Он бесновался еще минут пять, а потом на него напал приступ кашля, и мы спустились в трюм.
За ночь море успокоилось; солнечным утром, тихим и нежным, мы прибыли в Афины. Оставили пожитки в гостинице, переоделись и уже через час взошли на Акрополь.
Сколько бы ни поднимался я сюда, всякий раз это – Восхождение, ибо неизменно испытываю я священный трепет; должно быть, то же чувство владело Ламбракисом: он наклонился и погладил блестящие камни, отполированные за тысячелетия бесчисленным множеством ног.

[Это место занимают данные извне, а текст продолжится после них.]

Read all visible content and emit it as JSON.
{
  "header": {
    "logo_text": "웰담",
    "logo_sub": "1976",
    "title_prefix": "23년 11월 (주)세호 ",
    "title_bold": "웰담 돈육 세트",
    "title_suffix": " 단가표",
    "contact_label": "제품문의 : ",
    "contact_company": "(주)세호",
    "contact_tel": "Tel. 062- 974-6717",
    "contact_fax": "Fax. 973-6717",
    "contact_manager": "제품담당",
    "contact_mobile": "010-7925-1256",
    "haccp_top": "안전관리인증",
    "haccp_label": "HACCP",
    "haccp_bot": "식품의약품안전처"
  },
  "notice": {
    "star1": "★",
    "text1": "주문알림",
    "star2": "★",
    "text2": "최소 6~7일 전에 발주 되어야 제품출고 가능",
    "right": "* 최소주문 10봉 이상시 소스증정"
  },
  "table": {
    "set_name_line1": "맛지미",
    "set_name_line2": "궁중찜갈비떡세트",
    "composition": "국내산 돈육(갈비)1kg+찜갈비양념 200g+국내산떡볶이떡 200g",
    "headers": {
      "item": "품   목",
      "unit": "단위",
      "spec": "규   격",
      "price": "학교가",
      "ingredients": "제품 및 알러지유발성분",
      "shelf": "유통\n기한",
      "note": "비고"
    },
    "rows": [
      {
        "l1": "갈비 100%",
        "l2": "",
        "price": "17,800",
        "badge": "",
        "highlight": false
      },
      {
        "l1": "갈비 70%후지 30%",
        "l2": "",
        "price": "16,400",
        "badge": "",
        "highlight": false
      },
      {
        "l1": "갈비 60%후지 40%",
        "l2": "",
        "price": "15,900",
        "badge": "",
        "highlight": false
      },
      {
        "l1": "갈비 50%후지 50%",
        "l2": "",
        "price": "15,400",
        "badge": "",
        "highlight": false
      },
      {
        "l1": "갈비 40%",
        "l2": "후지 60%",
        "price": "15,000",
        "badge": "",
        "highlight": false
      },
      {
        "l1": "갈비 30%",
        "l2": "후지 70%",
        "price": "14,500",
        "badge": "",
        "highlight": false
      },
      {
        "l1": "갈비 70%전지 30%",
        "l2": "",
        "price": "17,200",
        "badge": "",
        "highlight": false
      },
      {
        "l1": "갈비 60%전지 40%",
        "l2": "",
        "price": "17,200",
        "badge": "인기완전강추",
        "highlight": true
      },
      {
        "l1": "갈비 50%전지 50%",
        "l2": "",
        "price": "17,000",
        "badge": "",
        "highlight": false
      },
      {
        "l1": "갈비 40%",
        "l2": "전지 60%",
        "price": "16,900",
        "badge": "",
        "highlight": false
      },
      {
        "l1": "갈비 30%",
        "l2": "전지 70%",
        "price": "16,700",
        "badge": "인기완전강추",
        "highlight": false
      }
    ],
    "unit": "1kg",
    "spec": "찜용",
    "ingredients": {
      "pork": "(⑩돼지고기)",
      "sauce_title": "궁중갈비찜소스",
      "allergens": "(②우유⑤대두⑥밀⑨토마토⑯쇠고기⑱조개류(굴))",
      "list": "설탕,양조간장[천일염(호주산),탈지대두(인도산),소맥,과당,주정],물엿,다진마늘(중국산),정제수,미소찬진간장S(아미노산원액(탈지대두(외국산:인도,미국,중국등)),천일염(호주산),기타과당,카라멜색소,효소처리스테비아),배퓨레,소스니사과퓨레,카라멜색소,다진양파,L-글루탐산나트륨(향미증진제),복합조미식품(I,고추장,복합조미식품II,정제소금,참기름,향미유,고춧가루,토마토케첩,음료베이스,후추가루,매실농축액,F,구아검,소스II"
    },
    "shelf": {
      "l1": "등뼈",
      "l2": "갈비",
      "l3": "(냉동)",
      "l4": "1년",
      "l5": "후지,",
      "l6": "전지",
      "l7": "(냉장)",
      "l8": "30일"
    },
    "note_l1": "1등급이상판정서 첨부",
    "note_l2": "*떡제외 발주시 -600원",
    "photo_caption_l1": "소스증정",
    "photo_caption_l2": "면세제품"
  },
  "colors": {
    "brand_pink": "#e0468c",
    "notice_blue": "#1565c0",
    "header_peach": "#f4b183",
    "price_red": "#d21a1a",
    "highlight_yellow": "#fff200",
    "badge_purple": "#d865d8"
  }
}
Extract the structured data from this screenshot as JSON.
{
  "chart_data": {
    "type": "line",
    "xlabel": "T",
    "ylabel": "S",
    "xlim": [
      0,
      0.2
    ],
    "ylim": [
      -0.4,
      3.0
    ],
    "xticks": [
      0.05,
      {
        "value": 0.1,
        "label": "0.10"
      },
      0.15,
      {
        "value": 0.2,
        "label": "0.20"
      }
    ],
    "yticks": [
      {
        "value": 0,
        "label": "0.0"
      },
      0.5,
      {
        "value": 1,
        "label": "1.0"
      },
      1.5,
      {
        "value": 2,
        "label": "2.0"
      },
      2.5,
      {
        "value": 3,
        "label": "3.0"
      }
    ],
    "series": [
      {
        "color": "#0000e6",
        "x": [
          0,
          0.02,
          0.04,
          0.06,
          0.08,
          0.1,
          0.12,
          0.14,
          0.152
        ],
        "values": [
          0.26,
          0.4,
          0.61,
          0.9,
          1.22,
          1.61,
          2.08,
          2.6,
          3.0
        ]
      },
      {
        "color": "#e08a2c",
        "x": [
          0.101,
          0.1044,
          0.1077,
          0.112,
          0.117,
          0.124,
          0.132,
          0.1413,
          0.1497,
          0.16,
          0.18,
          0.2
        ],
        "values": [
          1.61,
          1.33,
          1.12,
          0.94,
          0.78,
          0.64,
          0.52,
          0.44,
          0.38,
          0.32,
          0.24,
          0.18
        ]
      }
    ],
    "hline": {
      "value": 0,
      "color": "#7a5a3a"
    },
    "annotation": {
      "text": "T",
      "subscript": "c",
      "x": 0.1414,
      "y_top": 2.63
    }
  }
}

Мы миновали ослепительно-белые Пропилеи, и перед нами во всем своем величии, во всей чистоте, стройности и гармонии предстал Парфенон; слезы счастья и гордости навернулись нам на глаза.
Сквозь строгий ряд дорических колонн синело небо, гулял легкий ветер, и такое согласие царило меж воздухом и храмом, что казалось: храм готов взлететь, и облака удержат его на своих мягких перистых крыльях.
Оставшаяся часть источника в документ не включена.